The NLP runs with Node and Typescript. To set it up, simply run;
yarn
To provide sentences via the standard input:
yarn prompt
To run the tests:
yarn test
There are 2 different methods/algorithms to analyse a sentence, here's a quick description of both of them
What is it?
This was the first mechanism to be developed, it's more complete and does a better job at recognizing the parts of the sentence, but it's way less flexible and more scattered, which makes it hard to understand and modify it.
How does it work?
Everything is based on Grammar analysis, (see Gramex below).
We can identify specific grammar formations, and figure give them a label / group based on those formation. Once we labeled the groups, we use specific weighed words to find the meaning.
There are 2 limitations to this method:
-
The POS analyser we use is far from being perfect, and makes a lot of mistakes (e.g. "text me after 5PM", "text" will be considered as a noun)
-
Since we use specific, hard-coded words to understand the meaning of a group, we (obviously) don't cover the whole English language, and it's pretty easy to fall in edge cases.
What's valuable in there?
The most important/interesting part of this module is the informations analysis (/src/infos), especially the time/date analysis.
Note that the informations analysis is not linked in any way to the Sentence Analyser, it's its own module, So it can easily be moved around and used somewhere else.
What is it
This is basically augmented regex. This all began as a Science Day experiment, and I ended up switching to this analyser as it's much lighter, faster, and less complex than the first one.
How does it work?
Everything is based on the String Parser. We can define rules to match any type of sentence / grammar formation, and mix everything in a regular expression.
What's valuable in there?
If we want to completely switch to a new analysis mechanism (which will probably be the case, see Overall Limitations), we can keep this StringParser for the sentence tokenization (What is a when
block? What is an instruction
block?)
The main problem with those analyser is that everything is based on hard-coded rules.
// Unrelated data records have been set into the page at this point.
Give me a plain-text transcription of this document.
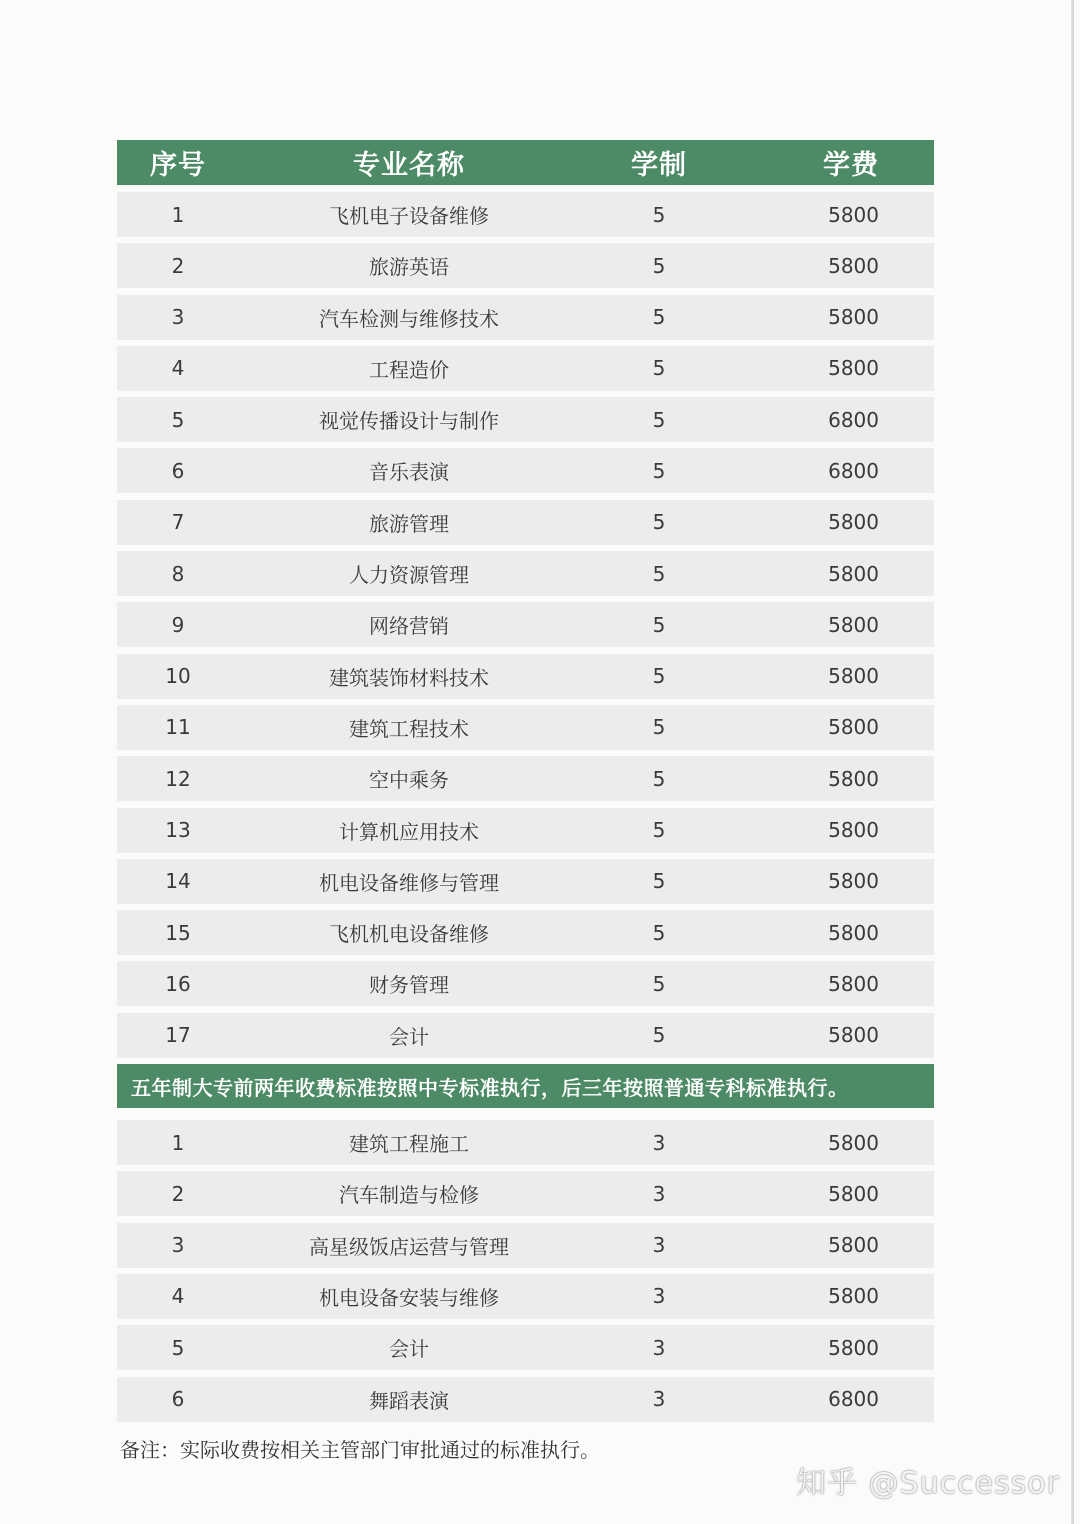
序号	专业名称	学制	学费
1	飞机电子设备维修	5	5800
2	旅游英语	5	5800
3	汽车检测与维修技术	5	5800
4	工程造价	5	5800
5	视觉传播设计与制作	5	6800
6	音乐表演	5	6800
7	旅游管理	5	5800
8	人力资源管理	5	5800
9	网络营销	5	5800
10	建筑装饰材料技术	5	5800
11	建筑工程技术	5	5800
12	空中乘务	5	5800
13	计算机应用技术	5	5800
14	机电设备维修与管理	5	5800
15	飞机机电设备维修	5	5800
16	财务管理	5	5800
17	会计	5	5800
五年制大专前两年收费标准按照中专标准执行，后三年按照普通专科标准执行。
1	建筑工程施工	3	5800
2	汽车制造与检修	3	5800
3	高星级饭店运营与管理	3	5800
4	机电设备安装与维修	3	5800
5	会计	3	5800
6	舞蹈表演	3	6800
备注：实际收费按相关主管部门审批通过的标准执行。
知乎 @Successor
Therefore, none of them can be enriched by deep learning.
The Gramex
is a mix of Grammar and regex.
It allows to search for specific grammar formations in sentences, for example:
new WordGroup("This cat is so cute!").findGrammar("RB JJ");
// Result: so cute (so = adverb/RB, cute = adjective/JJ)
And we can of course use more advanced regex:
const str = "When I'm not in the house, lock all the doors and turn off the lights";
new WordGroup(str).findGrammar("( PRP| RB)? DT NN");
// Result: ["in the house", "all the doors", "the lights"]
// == === ===== === === ===== === ======
// PRP DT NN RB RB NN DT NN
We use 2 different types of tokenization: the first one is a word per word tokenization (it's basically a POS tagger).
For example:
new Tokenizer().wordPerWord("Turn on the heating system");
// Will give:
{
"Turn on": "VB",
"the": "DT",
"heating": "NN",
"system": "NN"
}
To do so, we use pos, which is a simple POS tagger Node module.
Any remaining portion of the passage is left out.